Immunomodulation Induced By The Minor Subpocket Of Cxcr4 In B Cells
GIORGIUTTI S. 1,2, ROTTURA J. 1, VOLLMER O. 1,2, SOULAS-SPRAUEL P. 1,2, HERBEUVAL J. 3, KORGANOW A. 1,2, GIES V. 1,2
1 Université de Strasbourg, Inserm UMR - S1109, Strasbourg, France; 2 Department of Clinical Immunology and Internal Medicine, National Reference Center for Systemic Autoimmune Diseases (CNR RESO), Tertiary Center for Primary Immunodeficiency, Strasbourg University Hospital , Strasbourg, France; 3 CNRS UMR-8601, Chemistry & Biology, Modeling & Immunology for Therapy, Paris, France
Objectives: A novel function of CXCR4 has recently been described through the modulation of pro-inflammatory cytokine production by Toll-like Receptor (TLR) activated innate immune cells. The binding of a specific region (minor pocket) of CXCR4 with small molecules, Minor Pocket Agonists (MiPAs), drives a profound anti-IFN-I signal. MIPAs injection in a pristane-induced lupus mouse model reduced disease progression and circulating anti-dsDNA antibodies, suggesting an effect on B cells. Here, we aim to describe the effect of CXCR4 minor pocket activation on B cells.

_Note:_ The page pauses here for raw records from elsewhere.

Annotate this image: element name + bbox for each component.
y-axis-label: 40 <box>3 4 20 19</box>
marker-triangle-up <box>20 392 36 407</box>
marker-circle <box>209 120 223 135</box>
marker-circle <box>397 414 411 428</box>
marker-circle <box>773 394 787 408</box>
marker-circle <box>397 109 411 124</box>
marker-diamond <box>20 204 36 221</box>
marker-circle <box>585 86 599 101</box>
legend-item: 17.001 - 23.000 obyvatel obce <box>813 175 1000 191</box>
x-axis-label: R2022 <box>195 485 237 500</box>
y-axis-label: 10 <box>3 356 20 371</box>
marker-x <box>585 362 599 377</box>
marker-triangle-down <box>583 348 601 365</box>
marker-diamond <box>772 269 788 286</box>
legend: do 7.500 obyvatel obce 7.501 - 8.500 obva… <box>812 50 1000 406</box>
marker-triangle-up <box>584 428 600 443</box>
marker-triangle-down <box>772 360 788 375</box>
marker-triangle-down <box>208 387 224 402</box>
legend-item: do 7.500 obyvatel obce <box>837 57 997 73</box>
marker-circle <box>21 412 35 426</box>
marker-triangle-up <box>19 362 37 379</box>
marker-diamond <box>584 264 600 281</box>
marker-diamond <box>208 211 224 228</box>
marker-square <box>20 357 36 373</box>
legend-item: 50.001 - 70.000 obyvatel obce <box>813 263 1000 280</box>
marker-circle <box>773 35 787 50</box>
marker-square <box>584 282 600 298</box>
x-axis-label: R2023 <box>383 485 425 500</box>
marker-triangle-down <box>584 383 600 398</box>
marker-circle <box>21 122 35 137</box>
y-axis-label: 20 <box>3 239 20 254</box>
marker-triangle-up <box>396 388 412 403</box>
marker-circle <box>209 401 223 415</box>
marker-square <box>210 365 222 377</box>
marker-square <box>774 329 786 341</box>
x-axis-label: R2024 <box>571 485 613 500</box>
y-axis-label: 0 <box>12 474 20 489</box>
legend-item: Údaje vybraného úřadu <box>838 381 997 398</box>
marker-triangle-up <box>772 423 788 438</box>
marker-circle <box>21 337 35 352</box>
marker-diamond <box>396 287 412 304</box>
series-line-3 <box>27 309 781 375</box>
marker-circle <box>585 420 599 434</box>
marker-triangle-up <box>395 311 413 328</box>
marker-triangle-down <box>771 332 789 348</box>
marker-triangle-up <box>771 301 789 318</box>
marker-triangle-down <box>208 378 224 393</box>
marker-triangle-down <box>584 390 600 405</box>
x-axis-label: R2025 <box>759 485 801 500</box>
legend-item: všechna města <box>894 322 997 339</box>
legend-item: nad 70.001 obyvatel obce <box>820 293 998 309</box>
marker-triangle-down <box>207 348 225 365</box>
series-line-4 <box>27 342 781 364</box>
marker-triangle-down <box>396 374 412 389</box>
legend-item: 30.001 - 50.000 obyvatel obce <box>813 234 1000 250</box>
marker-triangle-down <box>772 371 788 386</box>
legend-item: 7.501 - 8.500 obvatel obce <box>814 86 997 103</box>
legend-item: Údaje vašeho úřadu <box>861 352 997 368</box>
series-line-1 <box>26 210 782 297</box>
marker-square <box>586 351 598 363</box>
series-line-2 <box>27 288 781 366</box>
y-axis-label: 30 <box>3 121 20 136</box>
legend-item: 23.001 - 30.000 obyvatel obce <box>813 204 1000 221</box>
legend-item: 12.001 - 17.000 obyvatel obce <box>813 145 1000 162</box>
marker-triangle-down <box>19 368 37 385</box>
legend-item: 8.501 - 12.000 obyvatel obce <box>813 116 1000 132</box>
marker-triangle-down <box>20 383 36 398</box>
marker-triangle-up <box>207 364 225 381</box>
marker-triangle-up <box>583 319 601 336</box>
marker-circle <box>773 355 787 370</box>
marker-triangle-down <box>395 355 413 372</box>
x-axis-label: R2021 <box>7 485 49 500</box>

Methods: Human sorted B cells were used for in vitro experiments. B cell activation was evaluated after 24 hours of stimulation with TLR agonists or BCR stimulation, using flow cytometry and cytokine multiplex immunoassays. Plasmablast differentiation was evaluated in flow cytometry and with immunoglobulins quantification in the supernatants (ELISA). The effect of MIPAs on cell migration was also evaluated. CXCR4 knock-out and HA-CXCR4-labelled B cell lines were also generated for further mechanistic investigations.
Results: After 24 hours of TLR7 or TLR9 stimulation, B cell activation was strongly impaired in the MiPAs-treated group. Pro-inflammatory cytokines in supernatants were also barely detectable, suggesting an early inhibition of B cell activation in vitro. We found that B cell plasmablast differentiation was abolished in presence of MiPAs, resulting in a low production of immunoglobulins in the supernatants. MiPAs have however no effect on cell migration induced by CXCL12 chemotaxis in a Transwell migration assays demonstrating that MIPAs do not interfere with CXCL12 signaling, providing competitive advantage for potential MiPAs-based therapeutic strategies.
Conclusions: CXCR4 minor pocket activation by MiPAs induces a specific profound immunomodulation of B cells activated by TLR agonists. Understanding the underlying molecular mechanisms using generated transgenic B cell lines and transcriptomic approach is an ongoing challenge, in the hope of making them a new therapeutic target in autoimmune diseases.